By Leon Suprenant | August 6, 2007
It’s often said that we live in a “dog-eat-dog” world. People are too often motivated by ruthless self interest; woe to anyone who gets in their way.
Now that Michael Vick’s criminal charges have brought attention to the despicable dog-fighting industry, where pit bulls are bred to maul each other to shreds, “dog-eat-dog” is no longer an abstract image. In recent weeks most of us have seen for ourselves the graphic reality during the evening news.
Doesn’t all this give us a window to today’s “culture of death”? We shudder when we see the mistreated animals on television, and rightly so. But what about our inhumanity to one another?
Our quest to become the “top dog,” to assert at any cost our nearly absolute “right” to satisfy our own selfish desires, makes others our rivals, not our neighbors. The most definitive way to deal with a rival is to kill him or her, as is done in the case of abortion. But the culture of death spreads it influence in many other, more subtle ways, especially in the “dog-eat-dog” business world.
So we have a choice. We can play the eat or be eaten game. I remember learning how to drive in Southern California, and the first rule of the road I was taught was “you let one in, you let ‘em all in.” In other words, if you’re a good guy, people will take advantage of you. After all, it’s a dog-eat-dog world.
Yet, Christ came not to be the top dog, but to serve others and to give His life as a ransom for others. He did not come dealing death, but came that we might have abundant life. He did not come to “eat” others, but to give Himself as our spiritual food.

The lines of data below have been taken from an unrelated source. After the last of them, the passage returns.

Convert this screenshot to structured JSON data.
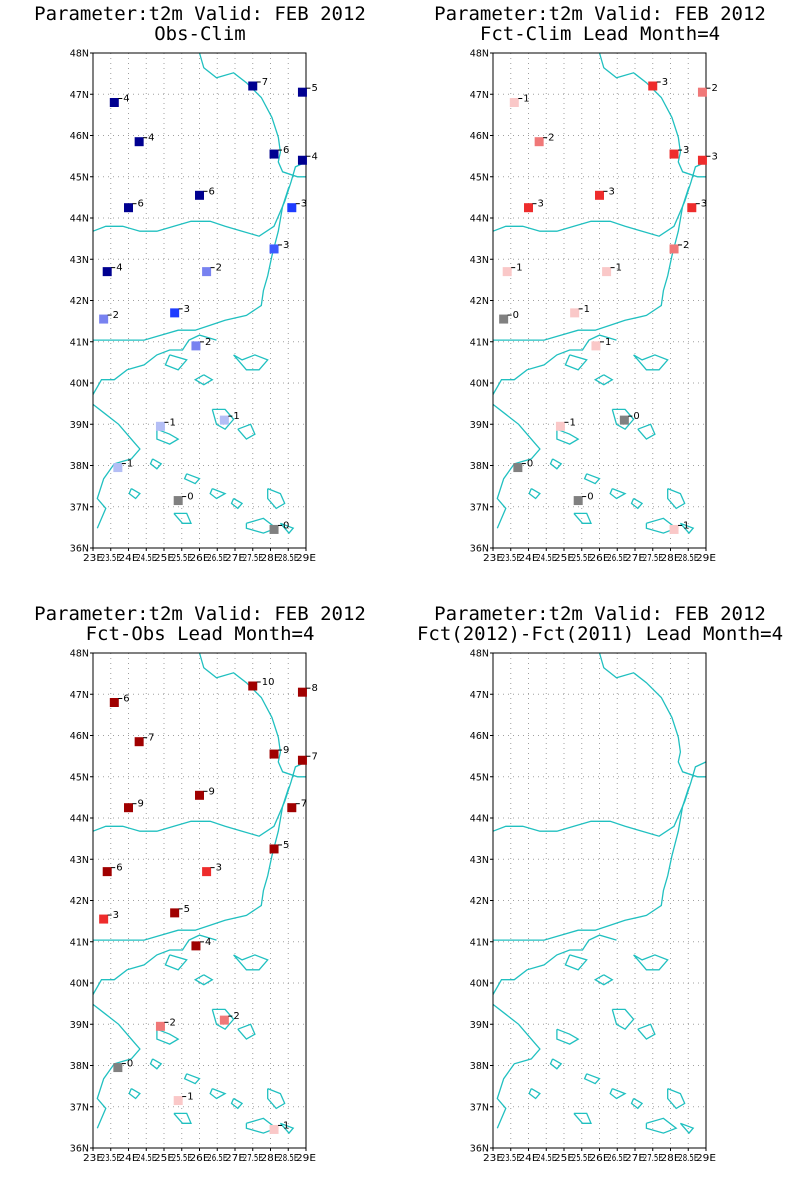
{
  "figure": {
    "panels": [
      {
        "title1": "Parameter:t2m Valid: FEB 2012",
        "title2": "Obs-Clim"
      },
      {
        "title1": "Parameter:t2m Valid: FEB 2012",
        "title2": "Fct-Clim Lead Month=4"
      },
      {
        "title1": "Parameter:t2m Valid: FEB 2012",
        "title2": "Fct-Obs Lead Month=4"
      },
      {
        "title1": "Parameter:t2m Valid: FEB 2012",
        "title2": "Fct(2012)-Fct(2011) Lead Month=4"
      }
    ]
  },
  "chart_data": [
    {
      "type": "scatter",
      "title": "Parameter:t2m Valid: FEB 2012 Obs-Clim",
      "xlim": [
        23,
        29
      ],
      "ylim": [
        36,
        48
      ],
      "x_ticks": [
        "23E",
        "23.5E",
        "24E",
        "24.5E",
        "25E",
        "25.5E",
        "26E",
        "26.5E",
        "27E",
        "27.5E",
        "28E",
        "28.5E",
        "29E"
      ],
      "y_ticks": [
        "36N",
        "37N",
        "38N",
        "39N",
        "40N",
        "41N",
        "42N",
        "43N",
        "44N",
        "45N",
        "46N",
        "47N",
        "48N"
      ],
      "points": [
        {
          "lon": 23.6,
          "lat": 46.8,
          "value": "4",
          "color": "#000090"
        },
        {
          "lon": 27.5,
          "lat": 47.2,
          "value": "7",
          "color": "#000090"
        },
        {
          "lon": 28.9,
          "lat": 47.05,
          "value": "5",
          "color": "#000090"
        },
        {
          "lon": 24.3,
          "lat": 45.85,
          "value": "4",
          "color": "#000090"
        },
        {
          "lon": 28.1,
          "lat": 45.55,
          "value": "6",
          "color": "#000090"
        },
        {
          "lon": 28.9,
          "lat": 45.4,
          "value": "4",
          "color": "#000090"
        },
        {
          "lon": 26.0,
          "lat": 44.55,
          "value": "6",
          "color": "#000090"
        },
        {
          "lon": 24.0,
          "lat": 44.25,
          "value": "6",
          "color": "#000090"
        },
        {
          "lon": 28.6,
          "lat": 44.25,
          "value": "3",
          "color": "#1e3cff"
        },
        {
          "lon": 28.1,
          "lat": 43.25,
          "value": "3",
          "color": "#3c5aff"
        },
        {
          "lon": 23.4,
          "lat": 42.7,
          "value": "4",
          "color": "#000090"
        },
        {
          "lon": 26.2,
          "lat": 42.7,
          "value": "2",
          "color": "#7882f0"
        },
        {
          "lon": 25.3,
          "lat": 41.7,
          "value": "3",
          "color": "#1e3cff"
        },
        {
          "lon": 23.3,
          "lat": 41.55,
          "value": "2",
          "color": "#7882f0"
        },
        {
          "lon": 25.9,
          "lat": 40.9,
          "value": "2",
          "color": "#7882f0"
        },
        {
          "lon": 26.7,
          "lat": 39.1,
          "value": "1",
          "color": "#b4bef5"
        },
        {
          "lon": 24.9,
          "lat": 38.95,
          "value": "1",
          "color": "#b4bef5"
        },
        {
          "lon": 23.7,
          "lat": 37.95,
          "value": "1",
          "color": "#b4bef5"
        },
        {
          "lon": 25.4,
          "lat": 37.15,
          "value": "0",
          "color": "#808080"
        },
        {
          "lon": 28.1,
          "lat": 36.45,
          "value": "0",
          "color": "#808080"
        }
      ]
    },
    {
      "type": "scatter",
      "title": "Parameter:t2m Valid: FEB 2012 Fct-Clim Lead Month=4",
      "xlim": [
        23,
        29
      ],
      "ylim": [
        36,
        48
      ],
      "x_ticks": [
        "23E",
        "23.5E",
        "24E",
        "24.5E",
        "25E",
        "25.5E",
        "26E",
        "26.5E",
        "27E",
        "27.5E",
        "28E",
        "28.5E",
        "29E"
      ],
      "y_ticks": [
        "36N",
        "37N",
        "38N",
        "39N",
        "40N",
        "41N",
        "42N",
        "43N",
        "44N",
        "45N",
        "46N",
        "47N",
        "48N"
      ],
      "points": [
        {
          "lon": 23.6,
          "lat": 46.8,
          "value": "1",
          "color": "#fac8c8"
        },
        {
          "lon": 27.5,
          "lat": 47.2,
          "value": "3",
          "color": "#ee2c2c"
        },
        {
          "lon": 28.9,
          "lat": 47.05,
          "value": "2",
          "color": "#f07878"
        },
        {
          "lon": 24.3,
          "lat": 45.85,
          "value": "2",
          "color": "#f07878"
        },
        {
          "lon": 28.1,
          "lat": 45.55,
          "value": "3",
          "color": "#ee2c2c"
        },
        {
          "lon": 28.9,
          "lat": 45.4,
          "value": "3",
          "color": "#ee2c2c"
        },
        {
          "lon": 26.0,
          "lat": 44.55,
          "value": "3",
          "color": "#ee2c2c"
        },
        {
          "lon": 24.0,
          "lat": 44.25,
          "value": "3",
          "color": "#ee2c2c"
        },
        {
          "lon": 28.6,
          "lat": 44.25,
          "value": "3",
          "color": "#ee2c2c"
        },
        {
          "lon": 28.1,
          "lat": 43.25,
          "value": "2",
          "color": "#f07878"
        },
        {
          "lon": 23.4,
          "lat": 42.7,
          "value": "1",
          "color": "#fac8c8"
        },
        {
          "lon": 26.2,
          "lat": 42.7,
          "value": "1",
          "color": "#fac8c8"
        },
        {
          "lon": 25.3,
          "lat": 41.7,
          "value": "1",
          "color": "#fac8c8"
        },
        {
          "lon": 23.3,
          "lat": 41.55,
          "value": "0",
          "color": "#808080"
        },
        {
          "lon": 25.9,
          "lat": 40.9,
          "value": "1",
          "color": "#fac8c8"
        },
        {
          "lon": 26.7,
          "lat": 39.1,
          "value": "0",
          "color": "#808080"
        },
        {
          "lon": 24.9,
          "lat": 38.95,
          "value": "1",
          "color": "#fac8c8"
        },
        {
          "lon": 23.7,
          "lat": 37.95,
          "value": "0",
          "color": "#808080"
        },
        {
          "lon": 25.4,
          "lat": 37.15,
          "value": "0",
          "color": "#808080"
        },
        {
          "lon": 28.1,
          "lat": 36.45,
          "value": "1",
          "color": "#fac8c8"
        }
      ]
    },
    {
      "type": "scatter",
      "title": "Parameter:t2m Valid: FEB 2012 Fct-Obs Lead Month=4",
      "xlim": [
        23,
        29
      ],
      "ylim": [
        36,
        48
      ],
      "x_ticks": [
        "23E",
        "23.5E",
        "24E",
        "24.5E",
        "25E",
        "25.5E",
        "26E",
        "26.5E",
        "27E",
        "27.5E",
        "28E",
        "28.5E",
        "29E"
      ],
      "y_ticks": [
        "36N",
        "37N",
        "38N",
        "39N",
        "40N",
        "41N",
        "42N",
        "43N",
        "44N",
        "45N",
        "46N",
        "47N",
        "48N"
      ],
      "points": [
        {
          "lon": 23.6,
          "lat": 46.8,
          "value": "6",
          "color": "#a00000"
        },
        {
          "lon": 27.5,
          "lat": 47.2,
          "value": "10",
          "color": "#a00000"
        },
        {
          "lon": 28.9,
          "lat": 47.05,
          "value": "8",
          "color": "#a00000"
        },
        {
          "lon": 24.3,
          "lat": 45.85,
          "value": "7",
          "color": "#a00000"
        },
        {
          "lon": 28.1,
          "lat": 45.55,
          "value": "9",
          "color": "#a00000"
        },
        {
          "lon": 28.9,
          "lat": 45.4,
          "value": "7",
          "color": "#a00000"
        },
        {
          "lon": 26.0,
          "lat": 44.55,
          "value": "9",
          "color": "#a00000"
        },
        {
          "lon": 24.0,
          "lat": 44.25,
          "value": "9",
          "color": "#a00000"
        },
        {
          "lon": 28.6,
          "lat": 44.25,
          "value": "7",
          "color": "#a00000"
        },
        {
          "lon": 28.1,
          "lat": 43.25,
          "value": "5",
          "color": "#a00000"
        },
        {
          "lon": 23.4,
          "lat": 42.7,
          "value": "6",
          "color": "#a00000"
        },
        {
          "lon": 26.2,
          "lat": 42.7,
          "value": "3",
          "color": "#ee2c2c"
        },
        {
          "lon": 25.3,
          "lat": 41.7,
          "value": "5",
          "color": "#a00000"
        },
        {
          "lon": 23.3,
          "lat": 41.55,
          "value": "3",
          "color": "#ee2c2c"
        },
        {
          "lon": 25.9,
          "lat": 40.9,
          "value": "4",
          "color": "#a00000"
        },
        {
          "lon": 26.7,
          "lat": 39.1,
          "value": "2",
          "color": "#f07878"
        },
        {
          "lon": 24.9,
          "lat": 38.95,
          "value": "2",
          "color": "#f07878"
        },
        {
          "lon": 23.7,
          "lat": 37.95,
          "value": "0",
          "color": "#808080"
        },
        {
          "lon": 25.4,
          "lat": 37.15,
          "value": "1",
          "color": "#fac8c8"
        },
        {
          "lon": 28.1,
          "lat": 36.45,
          "value": "1",
          "color": "#fac8c8"
        }
      ]
    },
    {
      "type": "scatter",
      "title": "Parameter:t2m Valid: FEB 2012 Fct(2012)-Fct(2011) Lead Month=4",
      "xlim": [
        23,
        29
      ],
      "ylim": [
        36,
        48
      ],
      "x_ticks": [
        "23E",
        "23.5E",
        "24E",
        "24.5E",
        "25E",
        "25.5E",
        "26E",
        "26.5E",
        "27E",
        "27.5E",
        "28E",
        "28.5E",
        "29E"
      ],
      "y_ticks": [
        "36N",
        "37N",
        "38N",
        "39N",
        "40N",
        "41N",
        "42N",
        "43N",
        "44N",
        "45N",
        "46N",
        "47N",
        "48N"
      ],
      "points": []
    }
  ],
  "colors": {
    "coastline": "#20c0c0",
    "grid": "#a0a0a0",
    "frame": "#000000"
  }
}
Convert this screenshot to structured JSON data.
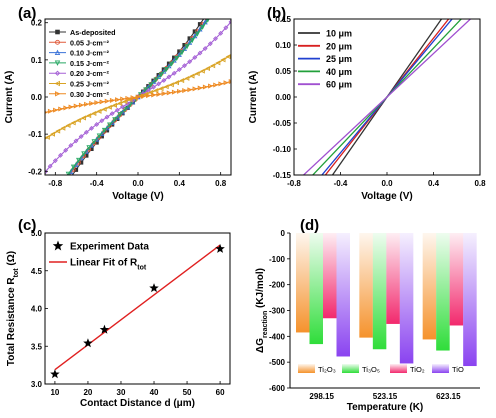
{
  "chart_data": [
    {
      "panel": "(a)",
      "type": "line",
      "xlabel": "Voltage (V)",
      "ylabel": "Current (A)",
      "xlim": [
        -0.9,
        0.9
      ],
      "ylim": [
        -0.21,
        0.21
      ],
      "xticks": [
        -0.8,
        -0.4,
        0.0,
        0.4,
        0.8
      ],
      "yticks": [
        -0.2,
        -0.1,
        0.0,
        0.1,
        0.2
      ],
      "xtick_labels": [
        "-0.8",
        "-0.4",
        "0.0",
        "0.4",
        "0.8"
      ],
      "ytick_labels": [
        "-0.2",
        "-0.1",
        "0.0",
        "0.1",
        "0.2"
      ],
      "legend_position": "top-left",
      "series": [
        {
          "name": "As-deposited",
          "color": "#333333",
          "marker": "square",
          "slope": 0.29
        },
        {
          "name": "0.05 J·cm⁻²",
          "color": "#e05a3a",
          "marker": "circle",
          "slope": 0.275
        },
        {
          "name": "0.10 J·cm⁻²",
          "color": "#3a72d8",
          "marker": "triangle-up",
          "slope": 0.27
        },
        {
          "name": "0.15 J·cm⁻²",
          "color": "#27a863",
          "marker": "triangle-down",
          "slope": 0.265
        },
        {
          "name": "0.20 J·cm⁻²",
          "color": "#a561d6",
          "marker": "diamond",
          "slope": 0.175
        },
        {
          "name": "0.25 J·cm⁻²",
          "color": "#d9a324",
          "marker": "triangle-left",
          "slope": 0.098
        },
        {
          "name": "0.30 J·cm⁻²",
          "color": "#ee8a22",
          "marker": "triangle-right",
          "slope": 0.036
        }
      ]
    },
    {
      "panel": "(b)",
      "type": "line",
      "xlabel": "Voltage (V)",
      "ylabel": "Current (A)",
      "xlim": [
        -0.8,
        0.8
      ],
      "ylim": [
        -0.15,
        0.15
      ],
      "xticks": [
        -0.8,
        -0.4,
        0.0,
        0.4,
        0.8
      ],
      "yticks": [
        -0.15,
        -0.1,
        -0.05,
        0.0,
        0.05,
        0.1,
        0.15
      ],
      "xtick_labels": [
        "-0.8",
        "-0.4",
        "0.0",
        "0.4",
        "0.8"
      ],
      "ytick_labels": [
        "-0.15",
        "-0.10",
        "-0.05",
        "0.00",
        "0.05",
        "0.10",
        "0.15"
      ],
      "legend_position": "top-left",
      "series": [
        {
          "name": "10 μm",
          "color": "#333333",
          "slope": 0.32
        },
        {
          "name": "20 μm",
          "color": "#d82020",
          "slope": 0.283
        },
        {
          "name": "25 μm",
          "color": "#2040d0",
          "slope": 0.268
        },
        {
          "name": "40 μm",
          "color": "#22a03a",
          "slope": 0.235
        },
        {
          "name": "60 μm",
          "color": "#a050d0",
          "slope": 0.209
        }
      ]
    },
    {
      "panel": "(c)",
      "type": "scatter",
      "xlabel": "Contact Distance d (μm)",
      "ylabel": "Total Resistance R",
      "ylabel_sub": "tot",
      "ylabel_unit": " (Ω)",
      "xlim": [
        7,
        63
      ],
      "ylim": [
        3.0,
        5.0
      ],
      "xticks": [
        10,
        20,
        30,
        40,
        50,
        60
      ],
      "yticks": [
        3.0,
        3.5,
        4.0,
        4.5,
        5.0
      ],
      "xtick_labels": [
        "10",
        "20",
        "30",
        "40",
        "50",
        "60"
      ],
      "ytick_labels": [
        "3.0",
        "3.5",
        "4.0",
        "4.5",
        "5.0"
      ],
      "legend_position": "top-left",
      "points": {
        "name": "Experiment Data",
        "x": [
          10,
          20,
          25,
          40,
          60
        ],
        "y": [
          3.13,
          3.54,
          3.72,
          4.27,
          4.79
        ]
      },
      "fit": {
        "name": "Linear Fit of R",
        "name_sub": "tot",
        "x": [
          10,
          60
        ],
        "y": [
          3.19,
          4.84
        ],
        "color": "#e02020"
      }
    },
    {
      "panel": "(d)",
      "type": "bar",
      "xlabel": "Temperature (K)",
      "ylabel": "ΔG",
      "ylabel_sub": "reaction",
      "ylabel_unit": " (KJ/mol)",
      "ylim": [
        -600,
        0
      ],
      "yticks": [
        0,
        -100,
        -200,
        -300,
        -400,
        -500,
        -600
      ],
      "ytick_labels": [
        "0",
        "-100",
        "-200",
        "-300",
        "-400",
        "-500",
        "-600"
      ],
      "categories": [
        "298.15",
        "523.15",
        "623.15"
      ],
      "legend_position": "bottom",
      "series": [
        {
          "name": "Ti₂O₃",
          "color": "#f5922c",
          "values": [
            -385,
            -405,
            -412
          ]
        },
        {
          "name": "Ti₃O₅",
          "color": "#2fdd3a",
          "values": [
            -430,
            -450,
            -455
          ]
        },
        {
          "name": "TiO₂",
          "color": "#f2296d",
          "values": [
            -330,
            -352,
            -358
          ]
        },
        {
          "name": "TiO",
          "color": "#8a43f0",
          "values": [
            -478,
            -505,
            -515
          ]
        }
      ]
    }
  ]
}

We’re not called to be doormats. At the same time, should we model our lives on the pit bulls or on Christ?
I encourage readers to suggest small ways that we can help reverse the “dog-eat-dog” mentality around us. Maybe it’s not speeding up so that we end up first in line at the bank or grocery store. Maybe it’s recognizing and showing appreciation for others who are often taken for granted, such as toll booth operators or janitors. Maybe it’s resisting the urge to come back with a “zinger” when someone has offended us.
On this feast of the Transfiguration, it seems fitting that we would strive to give others glimpses of the divine though God’s life-giving grace.